I actually witnessed…as in heard with my own ears…a grown man say the word do-dong. You might remember I wrote about a dongle a few years back, and as funny as the word dongle sounded, it wasn’t what I thought it was. Well, this time it was exactly what I thought it was. The context is somewhat important. My husband was pulling a vine from under the porch when the neighbor (a man in his late fifties to early sixties) said (and I’ll write this out phonetically because it’s way funnier that way) “That thar is posen (not poison…posen) ahvy. You don’t want none a' that. And ya best not touch yer do-dong before you wash yer hands.”

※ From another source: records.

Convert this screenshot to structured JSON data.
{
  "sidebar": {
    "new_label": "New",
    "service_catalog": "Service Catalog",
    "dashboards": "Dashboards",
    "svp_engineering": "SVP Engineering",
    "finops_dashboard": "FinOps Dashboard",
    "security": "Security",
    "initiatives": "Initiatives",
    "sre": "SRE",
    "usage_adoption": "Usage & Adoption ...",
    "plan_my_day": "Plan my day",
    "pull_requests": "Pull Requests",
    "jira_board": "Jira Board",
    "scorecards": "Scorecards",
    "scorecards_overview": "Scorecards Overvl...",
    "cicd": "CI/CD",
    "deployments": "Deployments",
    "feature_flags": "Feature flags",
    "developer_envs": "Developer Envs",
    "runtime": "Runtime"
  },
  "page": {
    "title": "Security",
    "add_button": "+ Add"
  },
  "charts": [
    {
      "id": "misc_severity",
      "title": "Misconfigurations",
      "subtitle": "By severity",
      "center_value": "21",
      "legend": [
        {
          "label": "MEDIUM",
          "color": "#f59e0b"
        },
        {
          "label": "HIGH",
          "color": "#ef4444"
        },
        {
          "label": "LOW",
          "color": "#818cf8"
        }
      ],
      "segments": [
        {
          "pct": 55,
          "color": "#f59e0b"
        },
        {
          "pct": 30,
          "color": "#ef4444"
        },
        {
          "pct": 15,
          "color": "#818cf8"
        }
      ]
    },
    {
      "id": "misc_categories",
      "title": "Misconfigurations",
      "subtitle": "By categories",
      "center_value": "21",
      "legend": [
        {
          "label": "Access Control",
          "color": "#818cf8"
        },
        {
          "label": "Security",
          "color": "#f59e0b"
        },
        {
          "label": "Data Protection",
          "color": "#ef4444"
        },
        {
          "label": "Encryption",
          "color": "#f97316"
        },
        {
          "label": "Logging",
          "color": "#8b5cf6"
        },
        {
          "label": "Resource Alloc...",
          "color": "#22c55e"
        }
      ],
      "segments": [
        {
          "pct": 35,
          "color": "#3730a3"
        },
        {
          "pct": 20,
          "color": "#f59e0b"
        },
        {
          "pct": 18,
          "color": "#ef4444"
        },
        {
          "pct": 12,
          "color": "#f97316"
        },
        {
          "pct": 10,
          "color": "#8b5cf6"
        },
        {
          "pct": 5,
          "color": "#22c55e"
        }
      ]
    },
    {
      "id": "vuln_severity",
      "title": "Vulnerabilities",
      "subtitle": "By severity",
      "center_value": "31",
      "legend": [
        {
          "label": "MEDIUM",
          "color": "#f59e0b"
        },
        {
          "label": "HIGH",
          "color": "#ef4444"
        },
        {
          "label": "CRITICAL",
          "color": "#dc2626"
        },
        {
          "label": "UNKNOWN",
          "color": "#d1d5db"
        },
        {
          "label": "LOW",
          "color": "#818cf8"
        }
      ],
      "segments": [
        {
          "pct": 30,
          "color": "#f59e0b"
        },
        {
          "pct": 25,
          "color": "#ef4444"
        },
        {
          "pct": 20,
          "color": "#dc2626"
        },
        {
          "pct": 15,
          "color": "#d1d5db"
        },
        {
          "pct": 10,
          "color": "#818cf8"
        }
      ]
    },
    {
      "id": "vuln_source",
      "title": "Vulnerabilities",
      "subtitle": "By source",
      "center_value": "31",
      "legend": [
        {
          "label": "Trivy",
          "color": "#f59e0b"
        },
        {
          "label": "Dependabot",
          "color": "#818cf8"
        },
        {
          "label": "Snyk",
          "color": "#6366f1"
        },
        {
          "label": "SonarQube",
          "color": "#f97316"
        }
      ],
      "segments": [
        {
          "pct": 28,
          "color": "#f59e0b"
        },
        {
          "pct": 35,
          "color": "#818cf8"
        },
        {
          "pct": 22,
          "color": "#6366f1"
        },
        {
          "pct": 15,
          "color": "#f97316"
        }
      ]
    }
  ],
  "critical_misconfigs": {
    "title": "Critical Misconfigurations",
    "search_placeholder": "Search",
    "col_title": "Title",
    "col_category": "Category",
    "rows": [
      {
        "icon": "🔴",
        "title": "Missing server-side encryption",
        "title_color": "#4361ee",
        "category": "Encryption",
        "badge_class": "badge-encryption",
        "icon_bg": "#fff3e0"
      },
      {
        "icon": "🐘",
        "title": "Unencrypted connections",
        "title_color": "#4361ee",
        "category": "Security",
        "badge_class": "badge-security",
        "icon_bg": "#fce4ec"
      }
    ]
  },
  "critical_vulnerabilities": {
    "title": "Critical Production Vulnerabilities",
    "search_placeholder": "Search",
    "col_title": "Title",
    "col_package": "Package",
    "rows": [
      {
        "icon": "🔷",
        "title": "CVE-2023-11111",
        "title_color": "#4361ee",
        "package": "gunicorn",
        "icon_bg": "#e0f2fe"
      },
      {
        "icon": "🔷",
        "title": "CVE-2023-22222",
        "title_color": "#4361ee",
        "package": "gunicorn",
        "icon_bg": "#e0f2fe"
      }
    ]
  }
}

Yep, you heard (err…read) that right. “Ya best not touch yer do-dong…” Well, I agreed wholeheartedly. You do not want posen ahvy (or poison ivy for that matter) on your do-dong. I don’t have a do-dong myself, but if I did, I’m certain I wouldn’t want poison ivy on it.

Funny accents aside, he’s a sweet man, my neighbor. And oh so thoughtful, thinking about my husband’s do-dong like that. Not many men are secure enough in their manhood to mention such things out loud. And here, a year later the man feeds my chickens when they wander to his yard to visit. And hey, thanks to him, the do dongs around this house have been posen free for a whole year.

So, I guess you’re wondering what drove me to Walmart (and a twenty minute drive to reach said Walmart, by the way) for a light bulb, on the night before Easter? Well…with our garage sale proceeds, we went to the local feed store and bought eight baby chickens. We needed a light bulb to keep them warm at night. And they seem to be toasty warm, indeed.